Russian Music and Nationalism from Glinka to Stalin Marina Frolova-Walker

Publication date:
26 Jan 2008
Yale University Press
416 pages: 3962 x 5944mm
12 b-w illus.


Challenging what is widely regarded as the distinguishing feature of Russian music—its ineffable “Russianness”—Marina Frolova-Walker examines the history of Russian music from the premiere of Glinka's opera A Life for the Tsar in 1836 to the death of Stalin in 1953, the years in which musical nationalism was encouraged and endorsed by the Russian state and its Soviet successor.
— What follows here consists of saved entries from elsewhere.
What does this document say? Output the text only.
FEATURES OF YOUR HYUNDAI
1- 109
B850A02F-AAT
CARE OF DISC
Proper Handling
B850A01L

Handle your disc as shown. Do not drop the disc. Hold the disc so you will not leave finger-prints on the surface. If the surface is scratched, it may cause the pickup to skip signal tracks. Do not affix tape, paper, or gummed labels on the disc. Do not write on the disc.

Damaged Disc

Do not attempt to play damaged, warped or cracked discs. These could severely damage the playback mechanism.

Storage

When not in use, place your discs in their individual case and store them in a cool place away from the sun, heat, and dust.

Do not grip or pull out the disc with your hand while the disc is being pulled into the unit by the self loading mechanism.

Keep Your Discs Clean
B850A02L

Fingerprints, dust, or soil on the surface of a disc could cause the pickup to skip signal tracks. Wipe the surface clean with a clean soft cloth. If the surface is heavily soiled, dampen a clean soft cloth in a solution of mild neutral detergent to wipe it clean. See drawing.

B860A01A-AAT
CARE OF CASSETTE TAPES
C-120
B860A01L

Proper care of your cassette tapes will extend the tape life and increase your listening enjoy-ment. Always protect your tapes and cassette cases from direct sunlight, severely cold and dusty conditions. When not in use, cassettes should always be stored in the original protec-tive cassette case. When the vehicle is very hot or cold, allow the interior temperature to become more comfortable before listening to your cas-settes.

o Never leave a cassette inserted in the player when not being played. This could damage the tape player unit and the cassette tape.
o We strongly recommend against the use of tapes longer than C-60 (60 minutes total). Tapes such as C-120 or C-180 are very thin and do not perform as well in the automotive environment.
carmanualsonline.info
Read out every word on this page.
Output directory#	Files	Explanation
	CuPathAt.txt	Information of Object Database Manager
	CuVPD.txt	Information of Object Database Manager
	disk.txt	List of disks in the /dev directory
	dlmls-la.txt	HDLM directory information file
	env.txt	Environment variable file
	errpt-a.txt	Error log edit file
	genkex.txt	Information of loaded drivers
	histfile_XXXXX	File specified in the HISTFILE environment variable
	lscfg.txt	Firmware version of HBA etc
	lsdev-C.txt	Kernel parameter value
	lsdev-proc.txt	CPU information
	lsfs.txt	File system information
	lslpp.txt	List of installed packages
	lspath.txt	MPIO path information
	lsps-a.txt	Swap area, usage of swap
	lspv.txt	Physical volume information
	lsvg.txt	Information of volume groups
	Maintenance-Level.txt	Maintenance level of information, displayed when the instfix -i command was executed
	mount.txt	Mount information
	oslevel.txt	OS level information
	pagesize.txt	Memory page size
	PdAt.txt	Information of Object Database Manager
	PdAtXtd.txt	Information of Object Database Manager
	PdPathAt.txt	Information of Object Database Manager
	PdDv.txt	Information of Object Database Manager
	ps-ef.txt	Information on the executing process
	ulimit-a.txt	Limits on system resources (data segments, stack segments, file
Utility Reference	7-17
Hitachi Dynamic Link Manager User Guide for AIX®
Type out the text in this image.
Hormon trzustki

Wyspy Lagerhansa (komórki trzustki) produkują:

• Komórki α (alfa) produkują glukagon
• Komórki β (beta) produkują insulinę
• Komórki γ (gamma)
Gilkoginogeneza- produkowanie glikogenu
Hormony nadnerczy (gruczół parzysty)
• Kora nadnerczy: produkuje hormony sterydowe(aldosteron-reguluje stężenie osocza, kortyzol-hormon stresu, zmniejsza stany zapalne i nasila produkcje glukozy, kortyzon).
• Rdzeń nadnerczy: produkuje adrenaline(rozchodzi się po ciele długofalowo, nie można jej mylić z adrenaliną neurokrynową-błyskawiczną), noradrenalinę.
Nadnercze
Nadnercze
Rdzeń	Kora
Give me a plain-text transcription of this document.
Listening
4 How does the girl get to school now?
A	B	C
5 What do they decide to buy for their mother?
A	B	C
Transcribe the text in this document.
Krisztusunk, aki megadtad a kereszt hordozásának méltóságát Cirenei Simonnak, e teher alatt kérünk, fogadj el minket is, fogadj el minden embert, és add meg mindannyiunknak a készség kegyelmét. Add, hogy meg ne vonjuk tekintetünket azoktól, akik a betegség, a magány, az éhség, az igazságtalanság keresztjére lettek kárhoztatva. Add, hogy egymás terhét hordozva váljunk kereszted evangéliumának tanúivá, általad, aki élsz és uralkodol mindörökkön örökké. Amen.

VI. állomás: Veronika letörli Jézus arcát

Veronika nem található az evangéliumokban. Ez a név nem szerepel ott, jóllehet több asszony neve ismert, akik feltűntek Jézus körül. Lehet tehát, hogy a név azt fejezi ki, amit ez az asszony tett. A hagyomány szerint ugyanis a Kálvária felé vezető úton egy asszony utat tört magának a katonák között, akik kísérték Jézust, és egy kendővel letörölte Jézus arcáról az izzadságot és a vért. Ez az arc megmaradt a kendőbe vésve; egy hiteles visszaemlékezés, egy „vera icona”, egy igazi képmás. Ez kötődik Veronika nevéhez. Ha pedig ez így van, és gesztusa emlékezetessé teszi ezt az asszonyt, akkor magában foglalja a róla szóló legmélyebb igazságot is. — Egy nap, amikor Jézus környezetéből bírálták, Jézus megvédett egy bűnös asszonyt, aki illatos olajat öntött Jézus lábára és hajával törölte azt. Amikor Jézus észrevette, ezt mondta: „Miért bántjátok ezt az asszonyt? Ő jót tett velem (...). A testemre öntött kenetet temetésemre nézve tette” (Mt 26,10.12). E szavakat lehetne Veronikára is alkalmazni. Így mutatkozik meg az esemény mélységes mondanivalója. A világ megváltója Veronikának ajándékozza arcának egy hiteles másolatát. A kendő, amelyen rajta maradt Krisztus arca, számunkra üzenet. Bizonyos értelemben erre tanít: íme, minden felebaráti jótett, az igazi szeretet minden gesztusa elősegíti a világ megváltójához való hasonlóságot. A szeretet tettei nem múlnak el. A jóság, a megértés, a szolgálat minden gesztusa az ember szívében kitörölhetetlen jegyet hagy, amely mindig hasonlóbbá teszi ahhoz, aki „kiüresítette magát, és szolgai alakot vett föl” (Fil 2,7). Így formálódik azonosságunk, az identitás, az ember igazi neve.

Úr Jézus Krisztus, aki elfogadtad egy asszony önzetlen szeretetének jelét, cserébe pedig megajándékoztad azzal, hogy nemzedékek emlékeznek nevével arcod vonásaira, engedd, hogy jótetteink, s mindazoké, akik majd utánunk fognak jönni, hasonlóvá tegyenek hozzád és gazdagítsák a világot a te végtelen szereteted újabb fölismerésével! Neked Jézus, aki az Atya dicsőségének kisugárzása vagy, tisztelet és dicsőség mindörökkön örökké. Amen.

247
The author identifies and discusses two central myths that dominated Russian culture during this period—that art revealed the Russian soul, and that this nationalist artistic tradition was founded by Glinka and Pushkin. The author also offers a critical account of how the imperatives of nationalist thought affected individual composers. In this way Frolova-Walker provides a new perspective on the brilliant creativity, innovation, and eventual stagnation within the tradition of Russian nationalist music.

Marina Frolova-Walker is senior lecturer in music in the University of Cambridge and a fellow of Clare College.

"This is a work of scholarship that cuts no corners and leaves no assumptions unchallenged: it is erudite in scope, sophisticated in critical and analytical discussion, and beautifully written, with a blessed absence of jargon or verbosity, in the author's characteristically lively, readable style."